Summary:
The reversibility/irreversibility of evolution has been difficult to measure empirically. The researchers found a protein and its ancestral protein. They found key mutations that act like evolutionary ratchets. If the key mutations are left in place and the protein reversed to its ancestral form it became non-functioning (and would probably be a harmful mutation). Furthermore changes in the key mutation did not lead to any advantages in the ancestral protein. This means that there is a mechanism where a protein can mutate but is unlikely to mutate back, and this is a specific example of how evolution can be irreversible.
Exactly, it is a version of "use it or lose it". Think of cave-dwelling fish who no longer use their eyes. They lose the capacity for sight. And once lost, it isn't coming back.
To give more detail, they were looking at an important protein which appears in many species. Since they know the protein for many modern species, and they know when different species branched off, they can reconstruct the likely form of the protein at each branching. Given modern computer modeling, they can figure out what each version of the protein will do. They demonstrated that it used to respond to 2 hormones. 40 million years later it responded to only 1 of those. They identified the responsible mutation and found that random mutations that happened after the first would cause it to respond to nothing if you undid the mutation.
In short, a significant mutation opens the door for further mutations that make the first irreversible.
This is a good paper with an empirical example of a molecule level ratchet effect, but the message here is way overstated. It is definitely NOT the case that evolution "can't go in reverse" as a categorical statement.
1) First and most importantly, if selection pressure was reversed in sexually reproducing species, it is (a) unlikely that the ancestral allele will ever completely die out and (b) also unlikely that a sequence of recombinational events could not reconstruct the ancestral allele.
So reversed selection pressure would lead to an increase in frequency of the ancestral allele. Doesn't require the (much higher) level of difficulty of pushing six consecutive mutations to fixation in a single protein.
In bacteria or archaea it would be even easier -- just pick up the ancestral allele through horizontal gene transfer.
2) Second, even discounting sexual reproduction for now, given strong enough reversed selection pressure, either the species would go extinct or (more likely) some other protein would have been co-opted into pursuing the new function. That is, this road might be blocked but another one will almost certainly be open.
3) Third, this particular example has an accumulation of several mutations that act as blockades in fitness space.
But this is far from generally proven. You'd need to do some serious correlation of activity with multiple sequence/structure alignments across large families of proteins to show this ratchet effect.
4) Finally, the whole concept of QSAR (quantitative structure activity relationships) is based on the idea that activity-structure relationships tend to be more continuous than not, in the sense that small changes usually have small effects on activity [though in dealing with adding atoms to molecules, you're talking about irreducibly large step sizes in different dimensions]).
And continuous alterations in activity usually imply reversibility as a function of many small steps.
Since most mutations are no-ops, and behavior is frequently expressed through combinations, I'd have expected what they found. For every useful mutation, there were usually other random mutations that prevent simply flipping back the useful one.
Science isn't about collecting reasonable sounding ideas. It is about collecting useful ways of understanding the world that have been stress-tested until we can have great confidence in them.

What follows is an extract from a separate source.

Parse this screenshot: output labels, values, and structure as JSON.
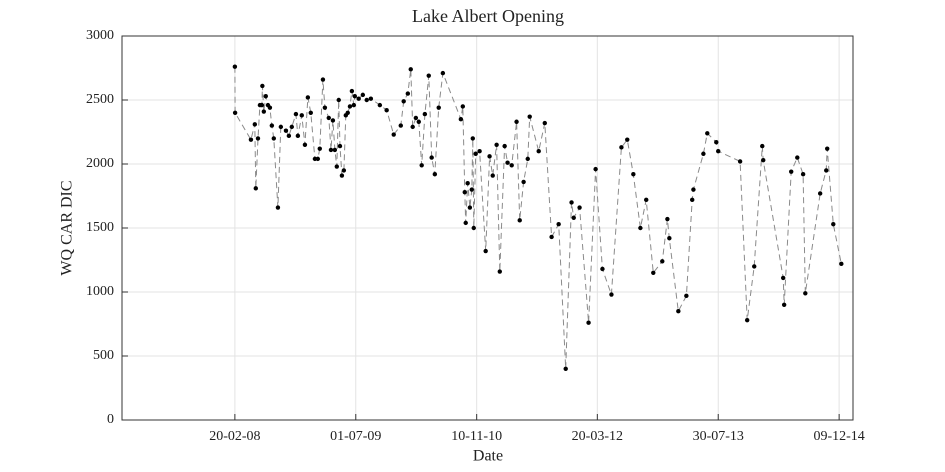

The paper is the first time anyone has been able to provide solid evidence about whether the evolutionary mechanism you outline really happens. It's the difference between a note in Fermat's margin saying that he has a proof but the margin is too small, and Andrew Wiles writing up a several hundred page proof. Now that it has been demonstrated how to show which mutations are irreversible, the door has been opened to using molecular genetics to provide absolutely definitive answers to questions about the evolutionary tree that we don't have good fossil evidence for.
Furthermore the ability to test specific questions about the functionality of putative reconstructions of particular prehistoric genes does a lot to improve our confidence that we're reconstructing them correctly. We've now been able to compare versions of a gene from 440 million years ago and 400 million years ago and gotten specific enough answers back that suggest we've got both versions of the gene right. Monkeys and apes split perhaps 30 million years ago. How accurately can we figure out the genetics of that last common ancestor?